Hej!
Dzisiejszy manicure robiłam tylko po to aby zakryć ścierające się końcówki ponieważ nie chciało mi się zmywać lakieru. Okazało się ,że paznokcie są na tyle ciekawe, że zwracały uwagę koleżanek w pracy. Dlatego postanowiłam, że również Wam je pokażę:
Użyte lakiery: żółty z Vipery niestety już ma starty numer, a niebieski Ados to 544
Wzorek na prawdę prosty w wykonaniu, fajna opcja do naprawienia wytartych końcówek :)
Świetny patent!
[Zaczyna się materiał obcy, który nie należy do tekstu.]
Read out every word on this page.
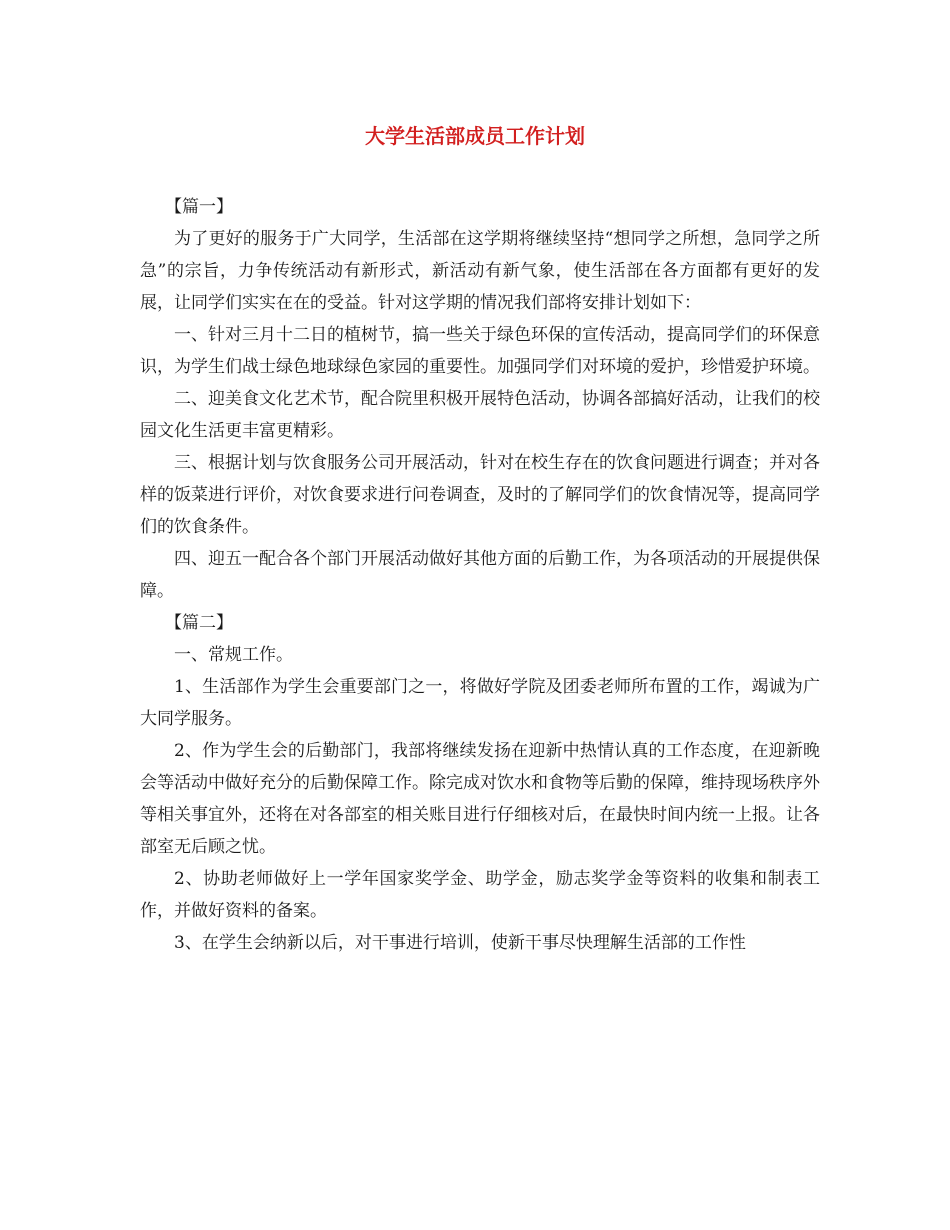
大学生活部成员工作计划

【篇一】

为了更好的服务于广大同学，生活部在这学期将继续坚持“想同学之所想，急同学之所急”的宗旨，力争传统活动有新形式，新活动有新气象，使生活部在各方面都有更好的发展，让同学们实实在在的受益。针对这学期的情况我们部将安排计划如下：

一、针对三月十二日的植树节，搞一些关于绿色环保的宣传活动，提高同学们的环保意识，为学生们战士绿色地球绿色家园的重要性。加强同学们对环境的爱护，珍惜爱护环境。

二、迎美食文化艺术节，配合院里积极开展特色活动，协调各部搞好活动，让我们的校园文化生活更丰富更精彩。

三、根据计划与饮食服务公司开展活动，针对在校生存在的饮食问题进行调查；并对各样的饭菜进行评价，对饮食要求进行问卷调查，及时的了解同学们的饮食情况等，提高同学们的饮食条件。

四、迎五一配合各个部门开展活动做好其他方面的后勤工作，为各项活动的开展提供保障。

【篇二】

一、常规工作。

1、生活部作为学生会重要部门之一，将做好学院及团委老师所布置的工作，竭诚为广大同学服务。

2、作为学生会的后勤部门，我部将继续发扬在迎新中热情认真的工作态度，在迎新晚会等活动中做好充分的后勤保障工作。除完成对饮水和食物等后勤的保障，维持现场秩序外等相关事宜外，还将在对各部室的相关账目进行仔细核对后，在最快时间内统一上报。让各部室无后顾之忧。

2、协助老师做好上一学年国家奖学金、助学金，励志奖学金等资料的收集和制表工作，并做好资料的备案。

3、在学生会纳新以后，对干事进行培训，使新干事尽快理解生活部的工作性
Sama bym chyba na to nie wpadła :)
OdpowiedzUsuńświetny pomysł, jesteś baardzo kreatywna :)
OdpowiedzUsuńpomysłowe pazurki :) nic dziwnego, że zwracały uwagę :)
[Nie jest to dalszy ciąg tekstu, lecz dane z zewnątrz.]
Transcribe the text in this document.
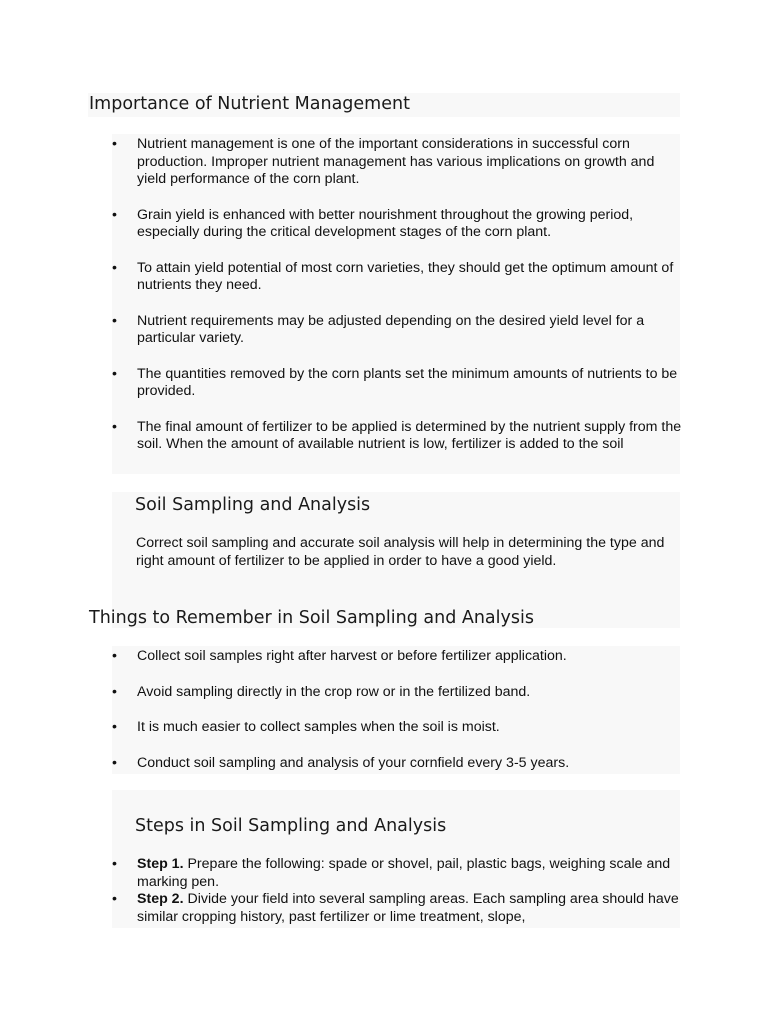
Importance of Nutrient Management
• Nutrient management is one of the important considerations in successful corn production. Improper nutrient management has various implications on growth and yield performance of the corn plant.
• Grain yield is enhanced with better nourishment throughout the growing period, especially during the critical development stages of the corn plant.
• To attain yield potential of most corn varieties, they should get the optimum amount of nutrients they need.
• Nutrient requirements may be adjusted depending on the desired yield level for a particular variety.
• The quantities removed by the corn plants set the minimum amounts of nutrients to be provided.
• The final amount of fertilizer to be applied is determined by the nutrient supply from the soil. When the amount of available nutrient is low, fertilizer is added to the soil
Soil Sampling and Analysis

Correct soil sampling and accurate soil analysis will help in determining the type and right amount of fertilizer to be applied in order to have a good yield.

Things to Remember in Soil Sampling and Analysis
• Collect soil samples right after harvest or before fertilizer application.
• Avoid sampling directly in the crop row or in the fertilized band.
• It is much easier to collect samples when the soil is moist.
• Conduct soil sampling and analysis of your cornfield every 3-5 years.
Steps in Soil Sampling and Analysis
• Step 1. Prepare the following: spade or shovel, pail, plastic bags, weighing scale and marking pen.
• Step 2. Divide your field into several sampling areas. Each sampling area should have similar cropping history, past fertilizer or lime treatment, slope,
OdpowiedzUsuńPrzeurocze :) Swietnie Ci to wyszło:)
OdpowiedzUsuńŚwietny pomysł :)
OdpowiedzUsuńFajnie wyszło ♥
OdpowiedzUsuńBardzo ładnie i świetny ma kolor ten niebieski lakier:)
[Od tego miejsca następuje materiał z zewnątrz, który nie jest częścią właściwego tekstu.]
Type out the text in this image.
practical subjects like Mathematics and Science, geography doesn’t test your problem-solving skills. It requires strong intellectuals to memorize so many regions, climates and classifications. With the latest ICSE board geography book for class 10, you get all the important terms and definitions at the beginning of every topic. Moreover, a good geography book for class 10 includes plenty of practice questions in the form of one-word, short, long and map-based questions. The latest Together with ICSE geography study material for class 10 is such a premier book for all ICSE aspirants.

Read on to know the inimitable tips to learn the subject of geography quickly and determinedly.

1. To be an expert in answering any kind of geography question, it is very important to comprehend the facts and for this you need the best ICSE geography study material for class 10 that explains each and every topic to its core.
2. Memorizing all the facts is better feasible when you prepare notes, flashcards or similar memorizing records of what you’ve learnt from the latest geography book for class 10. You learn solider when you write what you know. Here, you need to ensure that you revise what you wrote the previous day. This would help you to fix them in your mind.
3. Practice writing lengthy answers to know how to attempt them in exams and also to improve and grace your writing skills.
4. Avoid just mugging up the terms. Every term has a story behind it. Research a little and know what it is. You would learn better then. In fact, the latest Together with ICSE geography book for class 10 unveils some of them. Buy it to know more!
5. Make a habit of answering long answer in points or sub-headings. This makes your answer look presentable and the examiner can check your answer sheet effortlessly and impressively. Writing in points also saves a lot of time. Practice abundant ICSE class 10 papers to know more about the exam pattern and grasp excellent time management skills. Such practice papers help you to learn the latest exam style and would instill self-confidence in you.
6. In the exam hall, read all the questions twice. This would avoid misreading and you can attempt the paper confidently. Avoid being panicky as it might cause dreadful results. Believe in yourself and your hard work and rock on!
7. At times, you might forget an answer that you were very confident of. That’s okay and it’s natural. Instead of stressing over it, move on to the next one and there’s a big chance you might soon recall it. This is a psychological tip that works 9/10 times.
OdpowiedzUsuńGenialne!!! Ale fajny pomysł... muszę kiedyś wypróbować :)
OdpowiedzUsuńhehe bardzo fajna sprawa i super pomysł! :)
OdpowiedzUsuńZaryzykuj, może pokochasz piaskowe lakiery? :) Ja też do nich podchodziłam bardzo sceptycznie, ale ten mnie zachwycił :)
Usuńno proszę! potrzeba matką wynalazków ;) bardzo ładnie wyszło i dobrze komponują się te kolorki
OdpowiedzUsuńja spisalam ten żółty lakier na straty, bo pędzelek to jakiś koszmar :/
Masz rację tym pędzelkiem nie da się nic zrobić, ja kropki robiłam aplikatorem od Essence
UsuńBardzo efektownie to wygląda! Podkradnę pomysł, bo mam już pozdzierane końcówki na czerwonym lakierze :P
OdpowiedzUsuńCiekawy efekt ;)
OdpowiedzUsuńpięknu kobalt :)
OdpowiedzUsuńŚliczniutkie są :)
OdpowiedzUsuńŚwietny pomysł super , podchwycam pomysł ;)
OdpowiedzUsuńciekawy pomysł, wygląda bardzo efektownie :)
OdpowiedzUsuńinteresujące połaczenie :D!
OdpowiedzUsuńCo jak co ale efekt i sam pomysł niczego sobie :D
OdpowiedzUsuńFaktycznie to sposób na wycieranie końcówek:)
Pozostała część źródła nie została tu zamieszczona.